I attended a talk once with the British economist Benny Dembitzer. He thinks that too much money is spent on the fight against malaria and other diseases, believing that a child may be saved from malaria today but could die from diptheria tomorrow. Instead, he’d rather see that money spend on primary education. As a molecular biologist, I think that the fight against insect transmitted diseases can be won, but I can understand the argument. Do you think that a point might be reached at which we have to say: Enough’s enough. Let’s give everyone bed nets and we can fight malaria through bringing people out of poverty? –ROBERT JONES
MELINDA: I hear that question a lot, and I don’t think it is either or. We have to do both. It is incredibly important not only to invest in health, but also to invest in efforts that stimulate economic growth, expand access to opportunity, and help the poor raise themselves out of poverty. Take agriculture, for example. We invest in agriculture because we believe that if smallholder farmers, the majority of whom are women, had access to better information and higher yielding and more resilient crops, they could better feed their families, earn higher incomes, and become self-sufficient.

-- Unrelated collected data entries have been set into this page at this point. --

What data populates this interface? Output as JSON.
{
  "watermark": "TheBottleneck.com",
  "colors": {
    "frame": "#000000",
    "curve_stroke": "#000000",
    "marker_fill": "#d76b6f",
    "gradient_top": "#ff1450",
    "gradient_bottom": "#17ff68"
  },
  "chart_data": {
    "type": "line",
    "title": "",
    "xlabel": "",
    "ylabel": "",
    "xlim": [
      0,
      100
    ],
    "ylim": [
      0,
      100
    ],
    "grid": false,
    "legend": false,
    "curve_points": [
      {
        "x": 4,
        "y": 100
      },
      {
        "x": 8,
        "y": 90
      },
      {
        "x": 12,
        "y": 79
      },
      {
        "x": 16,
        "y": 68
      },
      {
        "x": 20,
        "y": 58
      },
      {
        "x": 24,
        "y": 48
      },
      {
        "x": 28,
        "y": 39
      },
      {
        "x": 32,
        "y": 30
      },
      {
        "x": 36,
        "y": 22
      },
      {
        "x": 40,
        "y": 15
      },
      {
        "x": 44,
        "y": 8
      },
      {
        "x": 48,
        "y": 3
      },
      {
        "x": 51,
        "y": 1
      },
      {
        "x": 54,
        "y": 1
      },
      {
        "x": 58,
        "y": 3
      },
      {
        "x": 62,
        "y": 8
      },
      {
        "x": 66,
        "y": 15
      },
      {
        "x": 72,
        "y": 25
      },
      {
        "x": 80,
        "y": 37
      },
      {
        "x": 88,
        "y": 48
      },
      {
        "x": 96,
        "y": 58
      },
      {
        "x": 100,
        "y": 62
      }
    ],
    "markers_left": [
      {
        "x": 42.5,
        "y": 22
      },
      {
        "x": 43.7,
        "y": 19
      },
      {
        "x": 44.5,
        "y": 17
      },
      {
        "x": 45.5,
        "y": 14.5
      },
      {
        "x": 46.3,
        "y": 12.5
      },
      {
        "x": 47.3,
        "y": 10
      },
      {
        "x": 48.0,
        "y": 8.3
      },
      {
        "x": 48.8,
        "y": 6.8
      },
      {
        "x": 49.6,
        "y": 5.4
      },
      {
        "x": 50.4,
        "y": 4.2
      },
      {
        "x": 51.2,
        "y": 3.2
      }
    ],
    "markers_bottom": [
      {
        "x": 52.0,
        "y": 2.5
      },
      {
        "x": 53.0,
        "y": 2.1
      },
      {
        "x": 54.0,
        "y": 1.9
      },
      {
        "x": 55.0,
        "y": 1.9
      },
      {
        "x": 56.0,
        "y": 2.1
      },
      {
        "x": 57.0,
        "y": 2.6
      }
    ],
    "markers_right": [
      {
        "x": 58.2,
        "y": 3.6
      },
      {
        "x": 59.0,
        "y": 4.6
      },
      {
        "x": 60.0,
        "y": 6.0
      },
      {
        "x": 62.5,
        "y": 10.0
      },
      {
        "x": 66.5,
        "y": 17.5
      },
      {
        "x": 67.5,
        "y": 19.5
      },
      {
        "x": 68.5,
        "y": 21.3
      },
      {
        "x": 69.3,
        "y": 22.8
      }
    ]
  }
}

On the health front, we’ve learned that in addition to causing some children to die, infectious diseases take a massive toll on those who get sick but survive. For instance, some studies have shown that children who suffer from cerebral malaria have more trouble paying attention and remembering information. The same holds for children suffering from diarrhea and for those who are undernourished, especially newborns and infants. Over 80 percent of calories in the first year of a baby’s life goes towards brain development. If that energy is used instead to fight malaria or diarrhea, the brain may not develop properly. And then children can’t live up to their full potential, no matter how good a primary education they receive. Good health is fundamental to breaking the cycle of poverty.

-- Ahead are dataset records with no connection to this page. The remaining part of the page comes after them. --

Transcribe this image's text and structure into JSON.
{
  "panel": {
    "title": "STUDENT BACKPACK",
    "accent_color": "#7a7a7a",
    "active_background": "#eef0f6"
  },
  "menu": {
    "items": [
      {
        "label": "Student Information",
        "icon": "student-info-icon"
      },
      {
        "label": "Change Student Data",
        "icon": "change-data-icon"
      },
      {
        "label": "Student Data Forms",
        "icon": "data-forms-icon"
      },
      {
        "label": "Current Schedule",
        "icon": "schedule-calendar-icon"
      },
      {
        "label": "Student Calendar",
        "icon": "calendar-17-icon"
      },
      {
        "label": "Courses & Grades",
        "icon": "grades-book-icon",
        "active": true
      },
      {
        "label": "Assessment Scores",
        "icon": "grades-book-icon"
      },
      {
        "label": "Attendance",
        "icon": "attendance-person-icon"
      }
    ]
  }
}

Just this morning, I met a beautiful little girl named Shrabonti in Mirpur, a slum in the Northwest of Dhaka, while visiting a study site exploring the link between intestinal infections, nutrition, and cognitive development. Shrabonti, who shares her name with the rainy season, looked fairly normal, until I realized that she was already 20 months old.

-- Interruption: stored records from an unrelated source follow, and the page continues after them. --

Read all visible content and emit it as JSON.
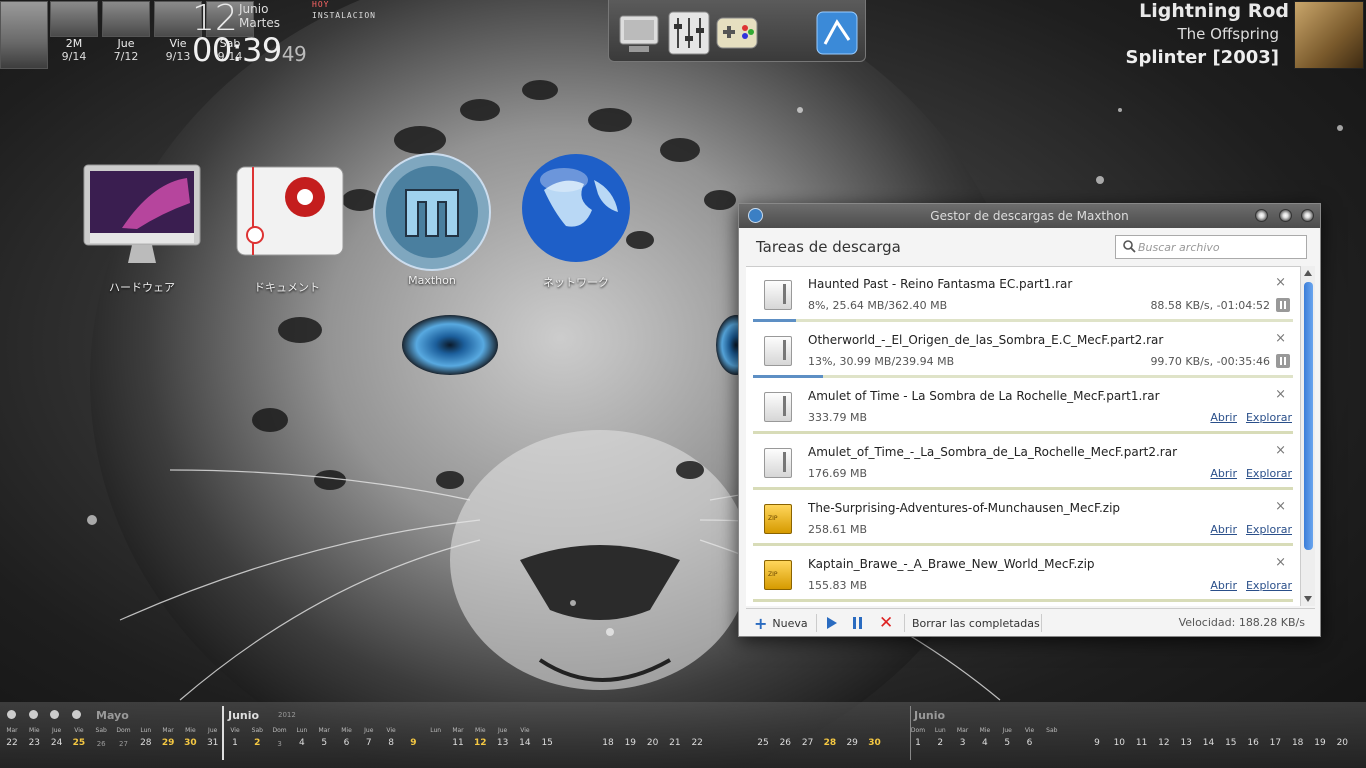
{
  "weather": {
    "days": [
      {
        "day": "2M",
        "date": "9/14"
      },
      {
        "day": "Jue",
        "date": "7/12"
      },
      {
        "day": "Vie",
        "date": "9/13"
      },
      {
        "day": "Sab",
        "date": "9/14"
      }
    ]
  },
  "clock": {
    "day": "12",
    "month": "Junio",
    "weekday": "Martes",
    "time": "00:39",
    "seconds": "49",
    "hoy": "HOY",
    "install": "INSTALACION"
  },
  "now_playing": {
    "song": "Lightning Rod",
    "artist": "The Offspring",
    "album": "Splinter [2003]"
  },
  "desktop_icons": [
    {
      "label": "ハードウェア",
      "icon": "imac-icon"
    },
    {
      "label": "ドキュメント",
      "icon": "documents-icon"
    },
    {
      "label": "Maxthon",
      "icon": "maxthon-icon"
    },
    {
      "label": "ネットワーク",
      "icon": "network-globe-icon"
    }
  ],
  "dock": {
    "items": [
      "monitor-icon",
      "mixer-icon",
      "gamepad-icon",
      "maxthon-cloud-icon"
    ]
  },
  "download_manager": {
    "title": "Gestor de descargas de Maxthon",
    "heading": "Tareas de descarga",
    "search_placeholder": "Buscar archivo",
    "downloads": [
      {
        "name": "Haunted Past - Reino Fantasma EC.part1.rar",
        "size": "8%, 25.64 MB/362.40 MB",
        "speed": "88.58 KB/s, -01:04:52",
        "type": "rar",
        "state": "downloading",
        "progress": 0.08
      },
      {
        "name": "Otherworld_-_El_Origen_de_las_Sombra_E.C_MecF.part2.rar",
        "size": "13%, 30.99 MB/239.94 MB",
        "speed": "99.70 KB/s, -00:35:46",
        "type": "rar",
        "state": "downloading",
        "progress": 0.13
      },
      {
        "name": "Amulet of Time - La Sombra de La Rochelle_MecF.part1.rar",
        "size": "333.79 MB",
        "type": "rar",
        "state": "done"
      },
      {
        "name": "Amulet_of_Time_-_La_Sombra_de_La_Rochelle_MecF.part2.rar",
        "size": "176.69 MB",
        "type": "rar",
        "state": "done"
      },
      {
        "name": "The-Surprising-Adventures-of-Munchausen_MecF.zip",
        "size": "258.61 MB",
        "type": "zip",
        "state": "done"
      },
      {
        "name": "Kaptain_Brawe_-_A_Brawe_New_World_MecF.zip",
        "size": "155.83 MB",
        "type": "zip",
        "state": "done"
      }
    ],
    "open_label": "Abrir",
    "explore_label": "Explorar",
    "new_label": "Nueva",
    "clear_label": "Borrar las completadas",
    "velocity": "Velocidad: 188.28 KB/s",
    "close_glyph": "×"
  },
  "calendar": {
    "months": [
      {
        "name": "Mayo",
        "color": "#999999"
      },
      {
        "name": "Junio",
        "year": "2012",
        "color": "#dddddd"
      },
      {
        "name": "Junio",
        "color": "#999999"
      }
    ],
    "segments": [
      {
        "weekdays": [
          "Mar",
          "Mie",
          "Jue",
          "Vie",
          "Sab",
          "Dom",
          "Lun",
          "Mar",
          "Mie",
          "Jue"
        ],
        "days": [
          "22",
          "23",
          "24",
          "25",
          "26",
          "27",
          "28",
          "29",
          "30",
          "31"
        ],
        "highlight": [
          "25",
          "29",
          "30"
        ],
        "dim": [
          "26",
          "27"
        ]
      },
      {
        "weekdays": [
          "Vie",
          "Sab",
          "Dom",
          "Lun",
          "Mar",
          "Mie",
          "Jue",
          "Vie",
          "",
          "Lun",
          "Mar",
          "Mie",
          "Jue",
          "Vie"
        ],
        "days": [
          "1",
          "2",
          "3",
          "4",
          "5",
          "6",
          "7",
          "8",
          "9",
          "",
          "11",
          "12",
          "13",
          "14",
          "15"
        ],
        "highlight": [
          "2",
          "9",
          "12"
        ],
        "dim": [
          "3"
        ]
      },
      {
        "days": [
          "18",
          "19",
          "20",
          "21",
          "22"
        ]
      },
      {
        "days": [
          "25",
          "26",
          "27",
          "28",
          "29",
          "30"
        ],
        "highlight": [
          "28",
          "30"
        ]
      },
      {
        "weekdays": [
          "Dom",
          "Lun",
          "Mar",
          "Mie",
          "Jue",
          "Vie",
          "Sab"
        ],
        "days": [
          "1",
          "2",
          "3",
          "4",
          "5",
          "6"
        ]
      },
      {
        "days": [
          "9",
          "10",
          "11",
          "12",
          "13",
          "14",
          "15",
          "16",
          "17",
          "18",
          "19",
          "20"
        ],
        "highlight": []
      }
    ]
  }
}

She only weighed 19lbs, the size and weight of a healthy nine-month-old. Shrabonti had already been sick 27 times in her short life, including seven bouts of diarrhea. I was left thinking—life shouldn’t be so hard for her. How do we make sure that all children like Shrabonti have the greatest chance of living up to their full potential?
NICK: Should American presidents focus on the economy or on national security? Obviously, the answer is both. We have many priorities and we’re fated to juggle them all. In the same way, combating malaria is important not only to save lives but also to promote economic development – but education is also critically important to build skills and transform economies and societies. So I agree with Melinda that we don’t have the luxury of picking and choosing a single target; to make a difference, we have to be jugglers.
That said, I think Robert is right that we have to scrutinize the challenges and figure out where we can be more cost-effective. One of the things that the development community has gotten better at doing is introducing metrics and rigor to see what kinds of interventions get the most bang for the buck. I do think that the evidence is pretty good that work in both education and public health tend to be highly cost-effective, and also are mutually supportive. Deworm kids and give them bed nets, and they’ll miss less school. And as they become better educated, they’ll become more concerned with their own health and will have fewer children whose health they’ll take better care of. We’re already seeing this virtuous cycle in action right now, which is why Africa is economically the fastest growing part of the world today.